Se è stato il Giro sotto il segno della Colombia, anche il ciclismo italiano, che nella prima settimana di corsa non aveva ancora vinto nulla, se non qualche traguardo volante, deve ringraziare questa edizione  perché gli ha regalato, oltre a un Pozzovivo mai così in corsa, due corridori, Fabio Aru e Diego Ulissi, che hanno tutte le qualità per dare al pedale azzurro grandi soddisfazioni. Quello che ha fatto Aru rimarrà nelle memorie di questo Giro: un’esplosione di energia il suo scatto per vincere a Montecampione, un esaltante duello con Quintana la sua cronoscalata sul Grappa, una razionale tattica difensiva sullo Zoncolan, quando ha capito che non aveva più gambe a sufficienza per attaccare. Un nuovo talento, fino a ieri gragario di Nibali, che con la sua giovinezza – 24 anni il prossimo 3 luglio – apre luminosi orizzonti al ciclismo italiano nelle grandi corse a tappe rendendo meno doloroso il tramonto di Basso, Scarponi e Cunego. Una prova che vale anche di più del brillante terzo posto che gli è valso il podio dietro ai due colombiani. Anche Ulissi, finché la sfortuna non l’ha costretto al ritiro,  ha  fatto vedere di che pasta buonissima è fatto:  due vittorie in due tappe non semplici la dicono lunga sulle possibilità del corridore toscano di essere da oggi un protagonista nel calendario internazionale delle classiche.

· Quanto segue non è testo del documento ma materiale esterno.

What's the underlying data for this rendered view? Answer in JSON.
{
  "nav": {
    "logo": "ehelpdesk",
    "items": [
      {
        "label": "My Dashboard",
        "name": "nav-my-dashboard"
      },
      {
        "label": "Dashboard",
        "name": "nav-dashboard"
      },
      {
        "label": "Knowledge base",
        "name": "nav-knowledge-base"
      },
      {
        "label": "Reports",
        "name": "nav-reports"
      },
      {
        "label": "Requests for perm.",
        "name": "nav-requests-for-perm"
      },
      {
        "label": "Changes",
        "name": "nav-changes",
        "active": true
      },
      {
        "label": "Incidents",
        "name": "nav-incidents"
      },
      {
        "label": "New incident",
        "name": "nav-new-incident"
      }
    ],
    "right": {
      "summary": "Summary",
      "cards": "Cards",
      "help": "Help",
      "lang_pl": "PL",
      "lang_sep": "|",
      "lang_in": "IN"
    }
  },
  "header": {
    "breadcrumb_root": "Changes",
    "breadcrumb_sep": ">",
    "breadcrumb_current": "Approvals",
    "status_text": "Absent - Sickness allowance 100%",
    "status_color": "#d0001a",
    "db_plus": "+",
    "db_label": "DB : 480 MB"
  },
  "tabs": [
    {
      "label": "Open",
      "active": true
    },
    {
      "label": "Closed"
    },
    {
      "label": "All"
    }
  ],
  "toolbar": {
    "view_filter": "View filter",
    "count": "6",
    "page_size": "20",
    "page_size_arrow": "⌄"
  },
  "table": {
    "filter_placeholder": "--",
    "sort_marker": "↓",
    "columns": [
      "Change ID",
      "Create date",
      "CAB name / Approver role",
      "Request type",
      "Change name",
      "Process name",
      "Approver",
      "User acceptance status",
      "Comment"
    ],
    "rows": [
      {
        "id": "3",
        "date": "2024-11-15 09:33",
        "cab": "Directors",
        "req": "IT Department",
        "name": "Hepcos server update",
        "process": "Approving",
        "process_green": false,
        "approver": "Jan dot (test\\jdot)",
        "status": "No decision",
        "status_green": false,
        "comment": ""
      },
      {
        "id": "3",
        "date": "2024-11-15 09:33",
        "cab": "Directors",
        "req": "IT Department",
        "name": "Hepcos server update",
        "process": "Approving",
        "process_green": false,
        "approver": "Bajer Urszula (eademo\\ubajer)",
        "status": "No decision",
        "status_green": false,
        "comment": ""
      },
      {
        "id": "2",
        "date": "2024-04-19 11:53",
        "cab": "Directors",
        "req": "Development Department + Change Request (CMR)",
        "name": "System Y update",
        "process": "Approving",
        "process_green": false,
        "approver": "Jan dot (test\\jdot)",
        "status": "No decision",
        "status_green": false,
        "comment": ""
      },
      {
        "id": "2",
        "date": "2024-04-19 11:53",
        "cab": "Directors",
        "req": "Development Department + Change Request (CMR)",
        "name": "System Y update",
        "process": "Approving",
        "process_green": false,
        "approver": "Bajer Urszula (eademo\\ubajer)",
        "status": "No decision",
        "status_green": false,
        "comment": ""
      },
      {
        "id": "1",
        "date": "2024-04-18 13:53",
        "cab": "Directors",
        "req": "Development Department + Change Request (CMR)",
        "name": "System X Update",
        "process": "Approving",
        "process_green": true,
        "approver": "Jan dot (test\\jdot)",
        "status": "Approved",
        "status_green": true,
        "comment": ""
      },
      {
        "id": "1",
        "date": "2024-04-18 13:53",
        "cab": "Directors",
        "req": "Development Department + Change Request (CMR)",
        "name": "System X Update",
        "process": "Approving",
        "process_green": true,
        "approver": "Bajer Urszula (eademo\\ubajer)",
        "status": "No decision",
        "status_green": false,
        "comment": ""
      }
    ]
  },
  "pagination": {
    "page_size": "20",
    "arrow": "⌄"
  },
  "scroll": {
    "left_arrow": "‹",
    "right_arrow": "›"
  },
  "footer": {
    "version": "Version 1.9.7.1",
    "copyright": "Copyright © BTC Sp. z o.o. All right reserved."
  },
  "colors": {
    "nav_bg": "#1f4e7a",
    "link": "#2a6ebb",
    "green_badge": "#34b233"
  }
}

Un Giro che premia anche il ciclismo australiano e offre note confortanti anche a quello francese che da anni snobbava la manifestazione italiana. Quattro tappe di cui due con Rogers, sei giorni in rosa per Michael Matthews, quattro per Evans: questo il bottino dei canguri, un record storico al Giro, a conferma di un movimento in forte espansione anche se al vertice non si vede ancora chi possa prendere l’eredità di Cadel Evans, un campione che in questo Giro ha dato tutto ma che è mancato – colpa anche dell’età – nei momenti decisivi sulle grandi montagne. Quanto alla Francia, più che Pierre Rolland – quarto dietro Aru – di cui si conoscevano già le doti di scalatore tra i più coraggiosi, ha convinto Nacer Bouhanni, gran velocista che dopo il ritiro di Marcel Kittel, è diventato il re delle volate di questo Giro. Tre vittorie, maglia rossa della classifica ai punti, con un unico rimpianto di aver mancato il poker nell’ultimo sprint di Trieste. Partito un attimo tardi non è riuscito questa vota a rimontare finendo solo quarto. Ne ha approfittato lo sloveno Luka Mezgec, lo sprinter su cui puntava la Giant Shimano dopo il ritiro di Kittel, per vincere la sua prima tappa. Secondo per la quarta volta in questo Giro, Giacomo Nizzolo. Terzo l’americano Tyler Farrar.